Beyond his digital approach, Lee’s focus on pragmatic policies – rather than the power politics so often seen in South Korea – raises hopes for many South Koreans who have waited to see more “productive politics” to address their real economic and social issues. Lee has announced a series of new policies, including one to minimize political influence on media by mandating employee approval for the government appointment of the head of state-financed media outlets, such as Korea Broadcasting Service (KBS). 

Lee has shown the courage to announce policies that might be beneficial in the long run but are likely be unpopular and face challenges in the short run. For example, Lee is calling to stop a free subway ride benefit for the elderly (those over 65), which has been in place since the 1980s, and replace it with a transportation voucher and a discounted fare scheme. In a fast-aging country such as South Korea, where a third of the population is expected to be in this age category, this type of reform is necessary but has provoked resistance and criticism from many elderly South Koreans. 

Lee’s political initiatives face three challenges. First, the new party’s success will be measured by its performance in the upcoming general election in April. As is the case in the United States, South Korean politics have been dominated for decades by two major parties, one more conservative (the People Power Party, currently holding the presidency) and another more liberal (the Democratic Party, currently in control of the legislature). Each party commands over 40 percent support in most elections. 

Many say that PPP and DP supporters are not likely to vote for a third party, even if they may not be completely satisfied with their own parties.
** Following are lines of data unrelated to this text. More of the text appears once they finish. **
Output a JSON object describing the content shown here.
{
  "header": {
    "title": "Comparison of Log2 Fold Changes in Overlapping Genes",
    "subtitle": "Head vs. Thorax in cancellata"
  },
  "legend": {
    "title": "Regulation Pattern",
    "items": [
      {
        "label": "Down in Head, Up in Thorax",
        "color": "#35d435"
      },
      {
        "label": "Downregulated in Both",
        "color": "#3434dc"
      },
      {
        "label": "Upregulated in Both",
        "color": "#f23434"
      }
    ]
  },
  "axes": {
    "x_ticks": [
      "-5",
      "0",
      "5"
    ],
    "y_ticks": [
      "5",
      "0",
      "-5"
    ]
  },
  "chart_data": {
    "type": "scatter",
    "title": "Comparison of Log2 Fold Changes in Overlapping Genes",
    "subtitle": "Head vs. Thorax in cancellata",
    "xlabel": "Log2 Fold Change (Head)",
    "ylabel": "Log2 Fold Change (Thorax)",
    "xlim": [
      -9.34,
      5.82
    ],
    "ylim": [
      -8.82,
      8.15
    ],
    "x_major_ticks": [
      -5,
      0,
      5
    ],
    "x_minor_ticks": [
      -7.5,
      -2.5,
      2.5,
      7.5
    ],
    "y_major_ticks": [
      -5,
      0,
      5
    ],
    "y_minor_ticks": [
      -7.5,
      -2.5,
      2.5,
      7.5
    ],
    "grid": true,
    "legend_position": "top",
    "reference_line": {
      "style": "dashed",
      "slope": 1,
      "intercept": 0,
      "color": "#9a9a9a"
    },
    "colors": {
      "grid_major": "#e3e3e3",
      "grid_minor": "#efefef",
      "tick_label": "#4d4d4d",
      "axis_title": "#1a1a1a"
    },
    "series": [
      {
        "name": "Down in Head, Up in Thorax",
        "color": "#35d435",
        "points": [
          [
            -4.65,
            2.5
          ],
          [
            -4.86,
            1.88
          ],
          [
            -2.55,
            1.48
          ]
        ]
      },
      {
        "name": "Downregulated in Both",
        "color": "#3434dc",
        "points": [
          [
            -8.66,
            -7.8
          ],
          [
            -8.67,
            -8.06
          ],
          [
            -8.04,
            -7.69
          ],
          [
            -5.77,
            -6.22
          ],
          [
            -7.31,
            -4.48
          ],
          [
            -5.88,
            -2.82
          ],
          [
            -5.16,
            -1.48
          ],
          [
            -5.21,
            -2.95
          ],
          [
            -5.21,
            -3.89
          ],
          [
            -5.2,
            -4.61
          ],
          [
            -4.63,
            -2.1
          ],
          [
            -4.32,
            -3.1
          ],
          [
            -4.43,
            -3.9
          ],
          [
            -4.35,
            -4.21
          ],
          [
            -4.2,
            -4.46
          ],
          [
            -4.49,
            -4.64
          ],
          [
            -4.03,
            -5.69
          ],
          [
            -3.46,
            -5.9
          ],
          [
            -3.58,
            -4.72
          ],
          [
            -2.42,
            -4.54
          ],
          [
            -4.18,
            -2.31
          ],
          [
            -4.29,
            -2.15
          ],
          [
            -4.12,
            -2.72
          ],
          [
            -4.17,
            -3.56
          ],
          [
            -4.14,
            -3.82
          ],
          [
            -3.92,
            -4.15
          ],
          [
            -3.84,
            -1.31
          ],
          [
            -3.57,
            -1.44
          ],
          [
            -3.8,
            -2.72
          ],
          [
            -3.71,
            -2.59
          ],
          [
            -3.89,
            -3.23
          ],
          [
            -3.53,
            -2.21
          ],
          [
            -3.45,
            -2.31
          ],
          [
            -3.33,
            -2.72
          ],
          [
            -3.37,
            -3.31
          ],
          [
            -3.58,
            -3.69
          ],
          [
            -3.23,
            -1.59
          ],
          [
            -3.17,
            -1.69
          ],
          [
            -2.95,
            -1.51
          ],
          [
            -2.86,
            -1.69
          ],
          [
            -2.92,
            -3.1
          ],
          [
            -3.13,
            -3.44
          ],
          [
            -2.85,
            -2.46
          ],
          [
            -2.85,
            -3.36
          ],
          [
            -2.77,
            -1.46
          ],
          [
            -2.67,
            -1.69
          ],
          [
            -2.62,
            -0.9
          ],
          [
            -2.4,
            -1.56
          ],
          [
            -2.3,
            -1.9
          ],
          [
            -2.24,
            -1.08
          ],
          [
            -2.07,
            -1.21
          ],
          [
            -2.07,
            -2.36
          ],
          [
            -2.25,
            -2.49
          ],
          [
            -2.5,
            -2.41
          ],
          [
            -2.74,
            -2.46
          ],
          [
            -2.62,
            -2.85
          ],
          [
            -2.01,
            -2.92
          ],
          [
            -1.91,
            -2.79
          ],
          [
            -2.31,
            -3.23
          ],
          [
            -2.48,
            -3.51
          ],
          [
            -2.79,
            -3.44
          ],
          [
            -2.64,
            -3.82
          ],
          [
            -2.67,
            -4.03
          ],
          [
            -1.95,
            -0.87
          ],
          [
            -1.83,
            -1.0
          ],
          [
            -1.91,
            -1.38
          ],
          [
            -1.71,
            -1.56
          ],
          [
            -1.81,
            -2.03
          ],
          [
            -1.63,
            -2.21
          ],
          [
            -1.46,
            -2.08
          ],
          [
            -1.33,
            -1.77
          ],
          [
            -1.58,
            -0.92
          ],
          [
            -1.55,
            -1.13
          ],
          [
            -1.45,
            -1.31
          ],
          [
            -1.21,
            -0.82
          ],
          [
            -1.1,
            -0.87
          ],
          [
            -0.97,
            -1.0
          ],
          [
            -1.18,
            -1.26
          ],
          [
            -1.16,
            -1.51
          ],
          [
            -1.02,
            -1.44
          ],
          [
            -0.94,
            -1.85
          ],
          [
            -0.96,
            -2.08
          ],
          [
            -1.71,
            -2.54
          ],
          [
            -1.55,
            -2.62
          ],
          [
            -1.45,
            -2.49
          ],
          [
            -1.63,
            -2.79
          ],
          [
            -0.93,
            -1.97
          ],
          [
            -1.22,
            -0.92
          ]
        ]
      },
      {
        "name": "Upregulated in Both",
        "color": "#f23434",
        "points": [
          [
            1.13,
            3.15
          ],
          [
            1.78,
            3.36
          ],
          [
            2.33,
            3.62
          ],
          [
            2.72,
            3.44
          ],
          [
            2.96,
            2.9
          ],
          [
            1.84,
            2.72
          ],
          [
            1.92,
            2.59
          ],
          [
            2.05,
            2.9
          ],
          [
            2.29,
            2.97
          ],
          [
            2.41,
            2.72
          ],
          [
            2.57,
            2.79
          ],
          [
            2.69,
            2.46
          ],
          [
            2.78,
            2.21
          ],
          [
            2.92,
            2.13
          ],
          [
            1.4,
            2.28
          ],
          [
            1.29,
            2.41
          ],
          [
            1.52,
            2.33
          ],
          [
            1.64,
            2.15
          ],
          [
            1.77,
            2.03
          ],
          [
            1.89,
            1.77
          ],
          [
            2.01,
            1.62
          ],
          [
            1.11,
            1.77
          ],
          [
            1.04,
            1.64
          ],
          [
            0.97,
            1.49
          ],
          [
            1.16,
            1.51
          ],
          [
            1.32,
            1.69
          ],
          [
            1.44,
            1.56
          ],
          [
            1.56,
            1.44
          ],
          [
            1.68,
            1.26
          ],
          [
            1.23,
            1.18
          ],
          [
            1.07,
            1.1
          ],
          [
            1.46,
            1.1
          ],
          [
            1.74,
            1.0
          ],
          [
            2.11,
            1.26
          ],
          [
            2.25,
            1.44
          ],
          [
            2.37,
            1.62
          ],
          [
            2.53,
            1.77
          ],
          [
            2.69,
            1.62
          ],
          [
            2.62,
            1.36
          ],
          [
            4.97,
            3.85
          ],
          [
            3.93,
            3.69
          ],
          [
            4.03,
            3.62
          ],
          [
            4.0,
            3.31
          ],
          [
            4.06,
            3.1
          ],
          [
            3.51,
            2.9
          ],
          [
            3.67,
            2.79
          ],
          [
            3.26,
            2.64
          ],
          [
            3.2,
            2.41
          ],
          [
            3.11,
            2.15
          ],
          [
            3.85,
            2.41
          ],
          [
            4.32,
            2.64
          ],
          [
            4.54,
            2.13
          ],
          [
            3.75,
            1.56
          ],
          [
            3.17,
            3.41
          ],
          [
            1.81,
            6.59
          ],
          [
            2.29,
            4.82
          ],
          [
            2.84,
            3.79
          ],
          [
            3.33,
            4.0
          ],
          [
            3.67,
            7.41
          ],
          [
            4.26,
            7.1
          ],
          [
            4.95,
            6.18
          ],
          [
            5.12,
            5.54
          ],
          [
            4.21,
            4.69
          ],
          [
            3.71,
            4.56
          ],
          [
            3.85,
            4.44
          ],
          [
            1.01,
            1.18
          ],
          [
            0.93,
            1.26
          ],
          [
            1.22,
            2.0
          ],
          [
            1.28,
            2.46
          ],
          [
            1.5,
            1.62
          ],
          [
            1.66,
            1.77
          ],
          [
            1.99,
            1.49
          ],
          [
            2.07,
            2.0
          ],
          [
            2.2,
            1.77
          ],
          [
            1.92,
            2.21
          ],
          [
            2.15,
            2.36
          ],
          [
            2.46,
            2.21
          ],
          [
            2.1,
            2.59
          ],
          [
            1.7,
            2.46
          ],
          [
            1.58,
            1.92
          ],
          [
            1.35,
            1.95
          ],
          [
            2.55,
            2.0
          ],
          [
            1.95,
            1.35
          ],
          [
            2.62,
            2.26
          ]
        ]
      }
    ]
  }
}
However, there is a growing popular sentiment that the power politics of these two parties have reached a dead end, and a third party, which will focus on pragmatic policies that will actually help the voters’ lives, is necessary. Lee will have to garner support from this segment of the population to secure a meaningful number of legislative seats in the upcoming election.

The second challenge for Lee and his party is to develop and implement policies that will gain support from the general population. The policies that he has announced so far have drawn a degree of interest but do not seem to address the most important problems that the country faces, such as South Korea’s population decline on the back of the world’s lowest birth rate, serious economic difficulties prevalent among small and medium-sized businesses and general economic stagnation, and deepening security issues arising from North Korea’s military and nuclear threats. 

Lee also faces a misperception that some of his policy proposals, such as requiring a military service record for both men and women applying for certain public official positions, are gender-dividing, when his policies promote more of a merit-based system across the board and may have an effect of reducing favorable treatment for certain segments of population.

Finally, Lee’s new party is a leading alternative to the two major parties, but it’s not the only one. Several other political dissidents, including a former South Korean prime minister, are also forming their own parties. Voters who wish to support a third party could be split if they remain separate from each other. Lee will have to show political leadership to create a united or coordinated front, encompassing these new players that span the political spectrum. This is a necessary step to build a lasting new political force in South Korea that can make meaningful changes.

It remains to see whether Lee’s “Orange Revolution” (following his new party’s chosen color) will indeed become a reality and turn South Korea’s decades-old power politics into something that is more productive and can actually pave the way for the country’s future. Regardless, Lee’s innovative initiatives have already marked a new development in South Korean politics and will leave a mark on the upcoming general election.